🤖 AI Summary
To address the challenges of deploying multimodal large language models (MLLMs) on edge devices—namely, excessive parameter count, high inference overhead, and limited reasoning capability—this paper introduces BlueLM-2.5-3B, a compact MLLM with only 290M parameters. It is the first 3B-scale MLLM to support explicit, controllable “think/non-think” dual-mode inference, enabling dynamic allocation of reasoning token budgets. Our method leverages diverse data construction, critical sample resampling, hybrid heterogeneous reinforcement learning, and an efficient training architecture—achieving strong performance with significantly reduced training data.
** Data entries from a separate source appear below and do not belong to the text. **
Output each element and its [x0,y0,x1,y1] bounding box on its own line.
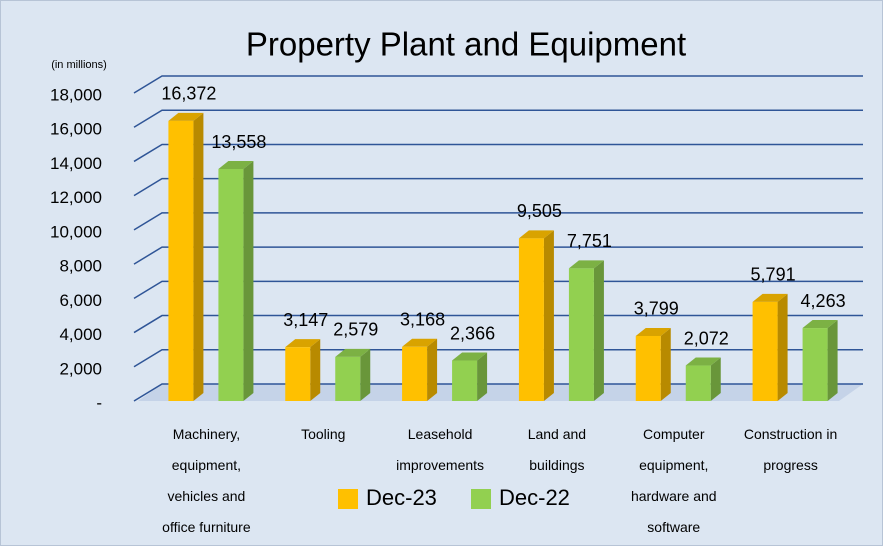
bar-front [335,356,361,401]
data-label: 9,505 [517,201,562,221]
bar [568,260,604,401]
bar-front [518,238,544,401]
grid-line [133,109,863,128]
bar-top [752,293,788,302]
data-label: 5,791 [751,265,796,285]
y-tick-label: 12,000 [50,188,102,207]
bar [518,230,554,401]
data-label: 13,558 [211,132,266,152]
bar-side [710,357,721,401]
bar-top [568,260,604,269]
bar-top [802,320,838,329]
bar-top [168,112,204,121]
grid-line [133,280,863,299]
bar-side [477,352,488,401]
bar-side [660,327,671,401]
x-tick-label: Leasehold improvements [396,426,485,473]
bar-side [243,161,254,401]
chart-title: Property Plant and Equipment [246,26,686,63]
bar-front [452,360,478,401]
y-tick-label: 6,000 [59,291,102,310]
bar-front [685,365,711,401]
legend-swatch [338,489,358,509]
grid-line [133,383,863,402]
bar-side [427,338,438,401]
bar-side [360,348,371,401]
bar-top [518,230,554,239]
bar-side [827,320,838,401]
bar-top [402,338,438,347]
bar-side [193,112,204,402]
bar [335,348,371,401]
bar [635,327,671,401]
data-label: 3,147 [283,310,328,330]
data-label: 2,366 [450,323,495,343]
y-tick-label: - [96,393,102,412]
data-label: 16,372 [161,84,216,104]
y-tick-label: 8,000 [59,257,102,276]
legend-label: Dec-22 [499,485,570,510]
x-tick-label: Machinery, equipment, vehicles and offic… [162,426,251,535]
grid-line [133,143,863,163]
bar-top [335,348,371,357]
x-tick-label: Construction in progress [743,426,838,473]
data-label: 2,579 [333,320,378,340]
grid-line [133,177,863,197]
bar [168,112,204,402]
bar-front [402,346,428,401]
grid-line [133,246,863,265]
bar-front [285,347,311,401]
data-label: 4,263 [801,291,846,311]
x-tick-label: Tooling [301,426,346,442]
bar-front [168,120,194,402]
bar [752,293,788,401]
bar [802,320,838,401]
bar [452,352,488,401]
y-tick-label: 2,000 [59,359,102,378]
legend-label: Dec-23 [366,485,437,510]
bar-top [685,357,721,366]
y-axis-label: (in millions) [51,59,107,71]
bar-top [218,161,254,170]
grid-line [133,75,863,94]
x-tick-label: Land and buildings [527,426,587,473]
data-label: 2,072 [684,328,729,348]
grid-line [133,349,863,368]
x-tick-label: Computer equipment, hardware and softwar… [630,426,717,535]
y-tick-label: 10,000 [50,222,102,241]
bar [402,338,438,401]
bar-side [777,293,788,401]
bar-side [543,230,554,401]
data-label: 7,751 [567,231,612,251]
bar-side [310,339,321,401]
bar-front [218,169,244,401]
bar-front [568,268,594,401]
data-label: 3,168 [400,310,445,330]
bar [685,357,721,401]
bar [218,161,254,401]
y-tick-label: 4,000 [59,325,102,344]
grid-line [133,314,863,334]
bar-top [635,327,671,336]
data-label: 3,799 [634,299,679,319]
bar [285,339,321,401]
bar-front [635,335,661,401]
y-tick-label: 18,000 [50,85,102,104]
y-tick-label: 14,000 [50,154,102,173]
bar-top [285,339,321,348]
bar-side [593,260,604,401]
bar-top [452,352,488,361]
grid-line [133,212,863,231]
bar-front [802,328,828,401]
bar-front [752,301,778,401]
y-tick-label: 16,000 [50,120,102,139]
legend-swatch [471,489,491,509]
Specifically, BlueLM-2.5-3B matches Qwen3-4B on pure-text tasks, attains 95% of Kimi-VL-A3B-16B’s average multimodal performance, and outperforms Qwen2.5-VL-3B in non-think mode. The model thus achieves a favorable trade-off among edge-deployment efficiency, general multimodal understanding, and structured reasoning capability.
📝 Abstract
We present BlueLM-2.5-3B, a compact and unified dense Multimodal Large Language Model (MLLM) designed for efficient edge-device deployment, offering strong general-purpose and reasoning capabilities. To the best of our knowledge, this is the first 3B-scale MLLM to support both thinking and non-thinking modes, while also enabling explicit control over thinking token budget. BlueLM-2.5-3B is developed through diversified data curation, key data resampling, hybrid heterogeneous reinforcement learning, and a high-performance training infrastructure. Our model achieves superior multimodal capacity while preserving competitive pure-text performance with only 2.9 billion parameters. We conduct comprehensive evaluations across a broad range of multimodal and text-only benchmarks. In thinking mode, BlueLM-2.5-3B achieves comparable performance to Qwen3-4B on text-only benchmarks, and trails the larger Kimi-VL-A3B-16B by only about 5% on average across multimodal evaluations. In non-thinking mode, it outperforms Qwen2.5-VL-3B on the majority of multimodal benchmarks. Additionally, BlueLM-2.5-3B exhibits exceptional data efficiency. All of the aforementioned performance is achieved with substantially less total training data than Qwen2.5-VL-3B and Qwen3-4B. We hope our work contributes to the advancement of high-performance, on-device MLLMs and provides meaningful insights to the research community.